Codename One has two basic ways to create new components:

1. Subclass a component override paint, implement key handling etc.

2. Composite multiple components into a new component, usually by subclassing a container.

As Codename One matures we find ourselves doing less of option 1 and a lot more of option 2. You can look at components like Tabs which make a lot of sense as a Container since they contain other components. However, components like MultiButton, SpanButton & SpanLabel don’t necessarily seem like the right candidate for that but they are…

Using a Container allows us a lot of flexibility in terms of layout & functionality for a specific component. MultiButton is a great example of that. Its internally a Container that contains 5 labels and a Button (that might be replaced with a check box or radio button).

So how do we make the MultiButton “feel” like a single button?

Simple, we use setLeadComponent() which turns the button (or radio/checkbox) into the “leader” of the component.
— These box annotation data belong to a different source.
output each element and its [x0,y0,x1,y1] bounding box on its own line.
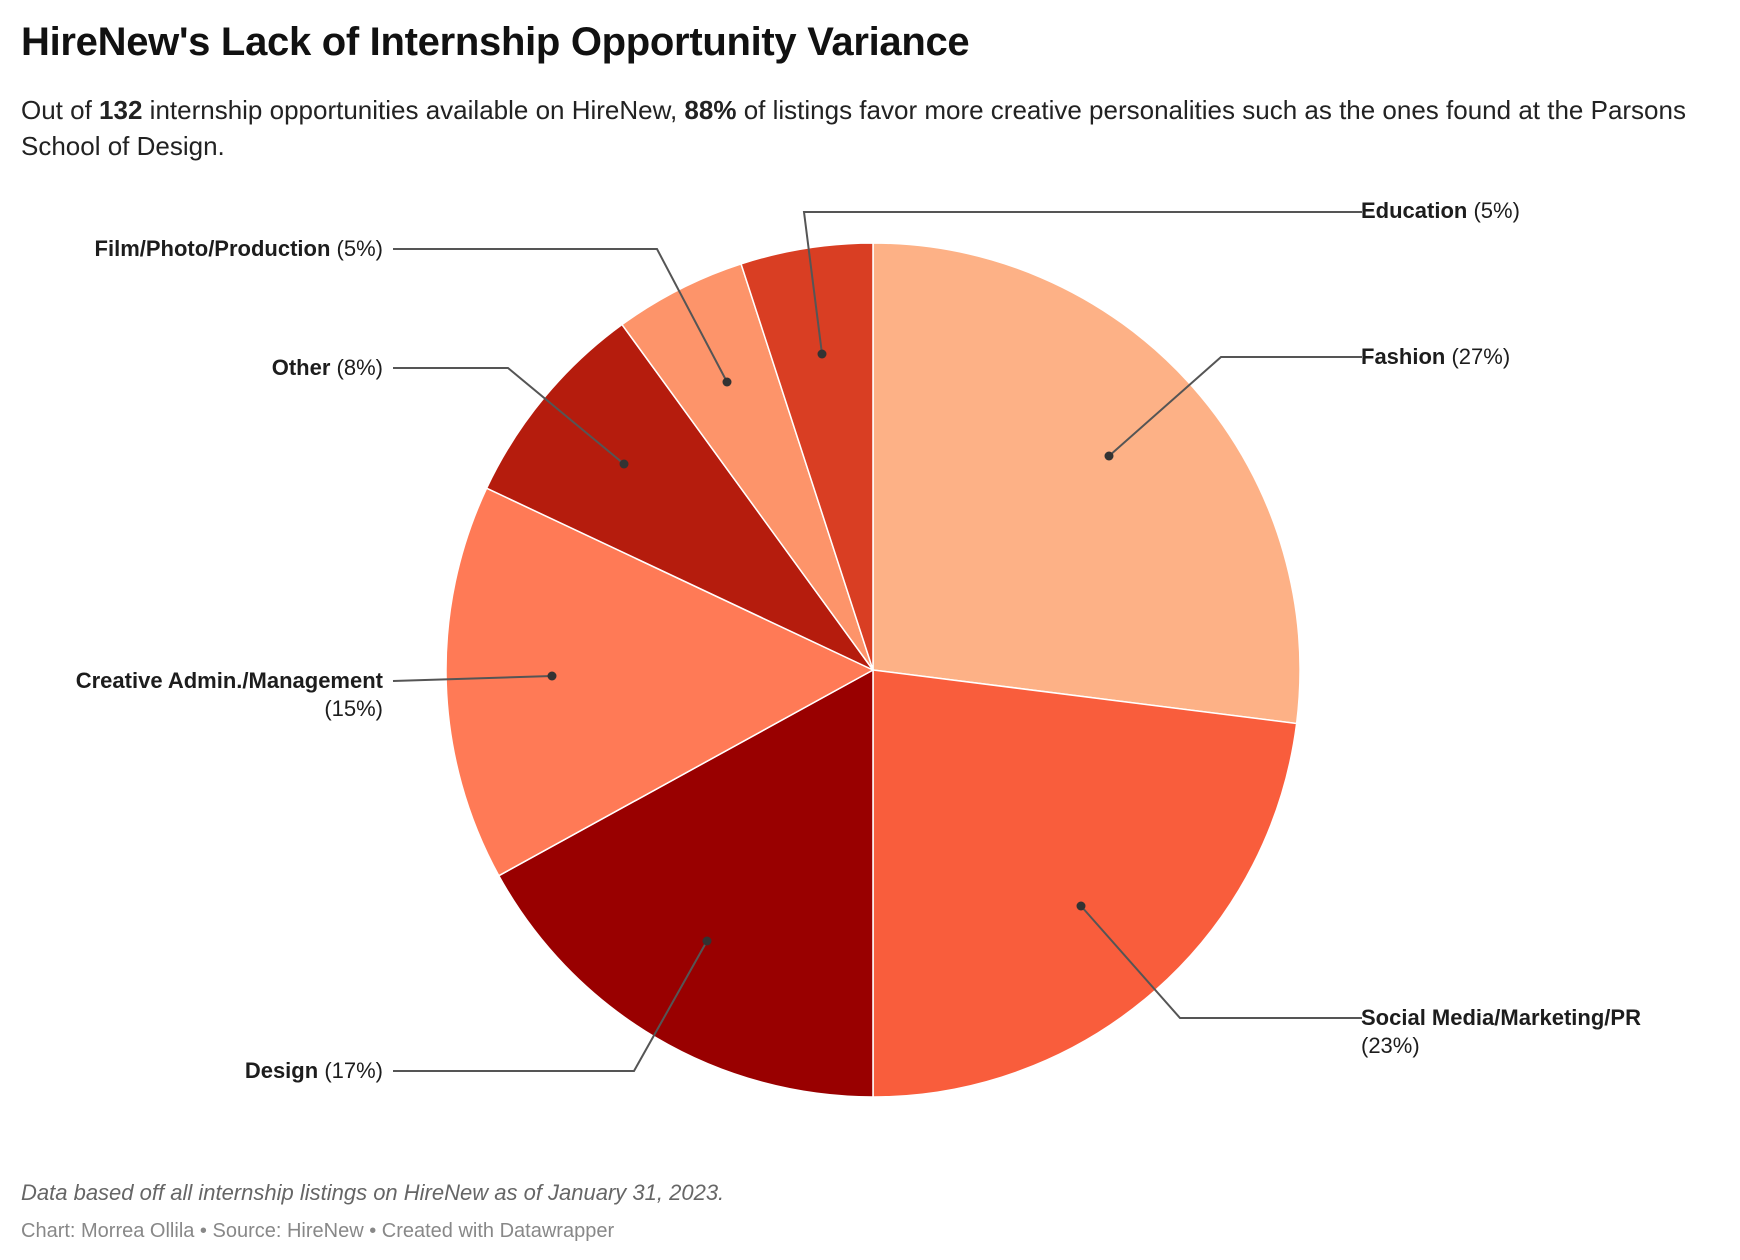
pie-slices [445,242,1301,1098]
leader-line-creative [392,675,553,682]
leader-line-education [802,211,1362,355]
leader-line-other [393,367,625,465]
chart-byline: Chart: Morrea Ollila • Source: HireNew •… [21,1220,615,1242]
label-fashion: Fashion (27%) [1361,344,1511,369]
chart-title: HireNew's Lack of Internship Opportunity… [21,20,970,64]
pie-slice-fashion [872,242,1301,725]
dot-film [722,377,732,387]
leader-line-fashion [1108,356,1362,457]
dot-education [817,349,827,359]
dot-fashion [1104,451,1114,461]
leader-lines [392,211,1362,1072]
label-creative-admin: Creative Admin./Management (15%) [75,668,383,721]
label-design: Design (17%) [244,1058,383,1083]
label-other: Other (8%) [271,355,383,380]
dot-social [1076,901,1086,911]
dot-design [702,936,712,946]
dot-other [619,459,629,469]
pie-slice-creative-admin-management [445,487,875,877]
chart-notes: Data based off all internship listings o… [21,1180,725,1205]
leader-dots [547,349,1114,946]
leader-line-social [1080,905,1362,1019]
label-education: Education (5%) [1361,198,1520,223]
label-social-media: Social Media/Marketing/PR (23%) [1361,1005,1641,1058]
pie-slice-design [497,668,874,1098]
dot-creative [547,671,557,681]
chart-subtitle: Out of 132 internship opportunities avai… [21,95,1686,161]
label-film: Film/Photo/Production (5%) [94,236,383,261]
pie-slice-education [740,242,874,671]
pie-slice-social-media-marketing-pr [872,669,1298,1098]
leader-line-design [393,940,708,1072]
leader-line-film [393,248,728,383]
When a Container hierarchy is placed under a leader all events within the hierarchy are sent to the leader, so if a label within the lead component receives a pointer pressed event this event will really be sent to the leader. E.g. in the case of the multi button the button will receive that event and send the action performed event, change the state etc.

The leader also determines the style state, so all the elements being lead are in the same state. E.g. if the the button is pressed all elements will display their pressed states, notice that they will do so with their own styles but they will each pick the pressed version of that style so a Label UIID within a lead component in the pressed state would return the Pressed state for a Label not for the Button.

This is very convenient when you need to construct more elaborate UI’s and the cool thing about it is that you can do this entirely in the designer which allows assembling containers and defining the lead component inside the hierarchy.


Notice: This post was automatically converted using a script from an older blogging system. Some elements might not have come out as intended…. If that is the case please let us know via the comments section below.

2 Comments

  • Anonymous says:

    Could you elaborate a bit more on the last paragraph – creating a complex component from within the designer.

    You can’t subclass a container in the designer, right? So one should simply use a basic container, layout whatever component is needed, and then set one of them as the leader? If so, can you then reuse this component in multiple places, multiple forms? If so, then it’s really cool! Well, even if it’s not quite like I described, it’s still pretty powerful!

  • Anonymous says:

    Sure, when you create a Container in the designer (not a form) it will appear as part of the User Components within other forms and you can drag it as a whole into new locations.

    Notice that this will create a copy so changes to the original will not be reflected.

    You can also use crateContainer from code to create a container instance thus populate the UI from elements created in the designer. Thanks to lead component you don’t really need to subclass in order to create a completely new component. The main reason we subclassed to create multi-button etc. was so the API will be “pretty”.